バァン!そんな大きな音を立てて開いた扉の前に現れたのは、私たちより一つ先輩の三年亜細亜クラスの耀さんだった。なるほど、本田くんは耀さんにメールしてたのか。確かに勇洙を大人しくさせるなら彼の慕っている耀さんが説得するのが一番手っ取り早い。本田くん頭良いなあ。


「あ、兄貴!どうしてここに!」
「菊に呼ばれたある。それより勇洙、お前何名前にひっついてるあるか!離れるよろし!」
「違うんです兄貴!俺は止めようとしただけで、菊が名前に、もがっ」
「あっああー!ナイスタイミングです耀さん!早く勇洙を部活に連れてってください!」


あっあぶなー!余計な事を言おうとする勇洙の口を慌てて手で塞いだ。なんでそんな事本田くんが目の前にいるのに言おうとするの信じらんない!


「何するんだぜ名前、俺は兄貴に菊がお前にっ」
「ぐだぐだ言ってねーでさっさと部活行くある!」
「痛い痛い痛い!兄貴耳引っ張らないでください!」


アイゴォオオォ!という断末魔(…って言っていいのかな)を残し、勇洙は耀さんに引きずられクラスを後にした。

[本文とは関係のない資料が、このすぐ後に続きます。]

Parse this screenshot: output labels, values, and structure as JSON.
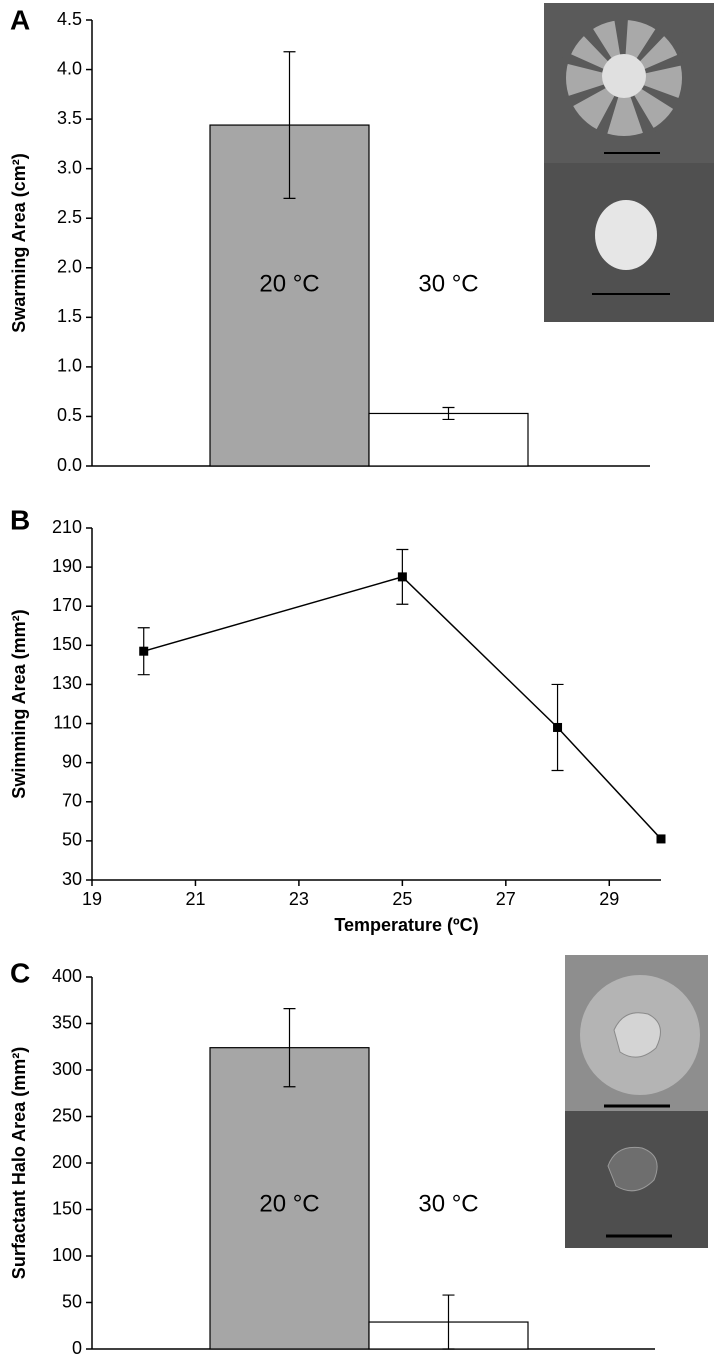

いろいろでかい声で叫び注目の的となる勇洙がいなくなり、ほっとほんの少し肩の力を抜く。…いや私のこと心配してくれるのは分かるし嬉しいけど、勇洙はいちいち注目浴びすぎなんだよなあ。


「すみません名字さん、お手数おかけしてしまって…」


本田くんが申し訳なさそうに私に頭を下げた。お手数…間違いなく勇洙の事だろう。まあお手数には間違いないけど。


「ううん、本田くんのせいじゃないよ」
「ありがとうございます。……では、話は変わって本題なんですが」


本題?そう言われてハッとして周りを見ると、いつの間にか教室には本田くんと私の二人だけになっていた。頭を上げた本田くんの目が、急に真剣なものへと進化する。普段穏やかな顔をしている彼とは違うまなざしに心臓がどくりと跳ねた。


「名字さん」
「え、は、はい」
「私、実は…」


本田くんが一歩一歩私に近付いて来る。瞬時に勇洙に言われた言葉が頭を駆け巡った。信じられないし、今でも有り得ないと思うけど、でも、この雰囲気って……えっえええええ、嘘、まさかほんとに……?本田くんの真剣な瞳が私に突き刺さり、まるで金縛りにあったかのようだ。


「名字さん、私、ずっと前から…」
「ほ、本田く」
「ずっと前から…名字さん。貴方には綾●レイのコスプレが似合うと思っていたんです!」


…空気が、ぴしりと音を立てて固まった気がした。